We kept at it.  The sun came up and went down again.  We believed we were in the throes of a big theory.  We could see our chalk on university blackboards.  It felt like we were putting a messy disorganized unlabeled world in order.  It felt like decoding.  It felt like liberation… For long stretches of time it felt like we were crawling around in each other’s brain.

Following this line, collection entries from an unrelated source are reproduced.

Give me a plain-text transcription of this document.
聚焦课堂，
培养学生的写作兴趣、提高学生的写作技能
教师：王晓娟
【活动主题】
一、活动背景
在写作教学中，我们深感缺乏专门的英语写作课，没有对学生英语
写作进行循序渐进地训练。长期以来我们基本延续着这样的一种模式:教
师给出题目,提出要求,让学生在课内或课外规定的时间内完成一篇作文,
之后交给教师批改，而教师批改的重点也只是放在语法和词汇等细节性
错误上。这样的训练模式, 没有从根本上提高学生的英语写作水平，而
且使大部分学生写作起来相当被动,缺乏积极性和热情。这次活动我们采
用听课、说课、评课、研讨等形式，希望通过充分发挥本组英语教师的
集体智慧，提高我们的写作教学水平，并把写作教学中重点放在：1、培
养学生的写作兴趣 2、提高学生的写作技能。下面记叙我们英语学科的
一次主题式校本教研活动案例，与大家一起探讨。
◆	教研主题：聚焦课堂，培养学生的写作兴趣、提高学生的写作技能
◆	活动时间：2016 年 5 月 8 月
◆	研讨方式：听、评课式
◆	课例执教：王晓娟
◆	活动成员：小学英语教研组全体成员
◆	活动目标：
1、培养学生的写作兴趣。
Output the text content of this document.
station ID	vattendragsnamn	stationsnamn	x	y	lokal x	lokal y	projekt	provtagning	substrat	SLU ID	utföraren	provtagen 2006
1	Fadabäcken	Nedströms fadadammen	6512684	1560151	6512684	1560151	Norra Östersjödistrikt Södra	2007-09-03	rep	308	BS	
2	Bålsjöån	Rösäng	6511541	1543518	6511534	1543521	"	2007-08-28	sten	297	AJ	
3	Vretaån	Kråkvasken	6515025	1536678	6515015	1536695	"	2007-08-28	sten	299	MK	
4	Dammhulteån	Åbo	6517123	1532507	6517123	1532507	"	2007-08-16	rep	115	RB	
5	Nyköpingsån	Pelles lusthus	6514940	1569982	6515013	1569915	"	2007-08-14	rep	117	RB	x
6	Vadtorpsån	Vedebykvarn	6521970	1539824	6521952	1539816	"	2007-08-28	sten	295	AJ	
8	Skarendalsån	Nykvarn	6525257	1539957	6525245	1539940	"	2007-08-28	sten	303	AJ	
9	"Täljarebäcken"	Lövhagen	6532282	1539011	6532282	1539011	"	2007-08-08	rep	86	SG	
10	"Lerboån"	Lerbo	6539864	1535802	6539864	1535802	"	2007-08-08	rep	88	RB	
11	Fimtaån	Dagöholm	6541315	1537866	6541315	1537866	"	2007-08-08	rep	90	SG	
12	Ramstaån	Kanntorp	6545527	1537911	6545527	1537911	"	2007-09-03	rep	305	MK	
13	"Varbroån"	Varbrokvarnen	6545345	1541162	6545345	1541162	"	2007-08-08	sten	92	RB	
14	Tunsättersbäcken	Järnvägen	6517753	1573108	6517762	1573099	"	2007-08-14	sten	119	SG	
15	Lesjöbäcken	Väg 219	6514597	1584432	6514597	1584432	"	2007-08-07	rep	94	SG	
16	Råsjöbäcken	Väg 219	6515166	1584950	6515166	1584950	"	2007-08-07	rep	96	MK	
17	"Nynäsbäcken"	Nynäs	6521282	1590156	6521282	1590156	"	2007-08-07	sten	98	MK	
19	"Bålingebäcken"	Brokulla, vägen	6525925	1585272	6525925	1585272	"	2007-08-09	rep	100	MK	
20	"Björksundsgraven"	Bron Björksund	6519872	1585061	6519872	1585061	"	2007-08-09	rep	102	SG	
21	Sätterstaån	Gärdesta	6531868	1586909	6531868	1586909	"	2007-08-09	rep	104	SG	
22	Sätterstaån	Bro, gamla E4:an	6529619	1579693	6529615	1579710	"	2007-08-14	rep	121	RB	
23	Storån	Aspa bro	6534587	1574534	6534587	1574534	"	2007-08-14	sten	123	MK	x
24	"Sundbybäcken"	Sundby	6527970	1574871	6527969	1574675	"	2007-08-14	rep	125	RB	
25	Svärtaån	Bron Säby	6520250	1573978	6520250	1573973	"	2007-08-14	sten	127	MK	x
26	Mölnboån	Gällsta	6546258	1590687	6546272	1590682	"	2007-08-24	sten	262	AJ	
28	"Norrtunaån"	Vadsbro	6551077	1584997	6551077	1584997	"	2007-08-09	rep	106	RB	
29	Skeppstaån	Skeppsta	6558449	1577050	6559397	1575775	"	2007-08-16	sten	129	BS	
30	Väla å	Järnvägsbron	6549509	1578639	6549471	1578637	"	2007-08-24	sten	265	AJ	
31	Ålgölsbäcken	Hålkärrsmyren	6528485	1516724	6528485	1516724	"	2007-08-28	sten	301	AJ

Then there’s the inclusion of the fictitious Tam.  As a metaphor for empowerment, the Tam might feel like an authorial cheat in that they are a female dominant tribe that conveniently and neatly aligns with Nell’s sense of independence.  However, whereas the woman of the Tam have carved out a level of freedom in their own society, Nell’s empowerment is entirely contingent on her location. In New Guinea she can be free and passionate and wild with her opinions and the men in her life.  But when she comes back to “civilisation” the norms of her own society constrain her.  This culminates in her death at the hands of a jealous Fen who (as heavily implied by Bankson though not proven) throws Nell overboard on their way back to New York.

While I acknowledge that Nell is more than just a thin copy of Margaret Mead, her death is the one point of the novel where I wish King had aligned Nell’s life with history. There is some evidence that Reo Fortune abused Mead, however history (and Wikipedia) tells us that she survived her journey back to civilisation, married to Gregory Bateson. For the rest of her life Mead continued to trailblaze, publishing significant work on tribal cultures.  In light of this, vibrant, passionate, breathless Nell Stone deserved more than a cheap, unwarranted and tasteless death.

Still, the ending aside, for most of its length, Euphoria is a wonderful novel that mixes together the exhilaration of discovery with the intensity of intimacy and love.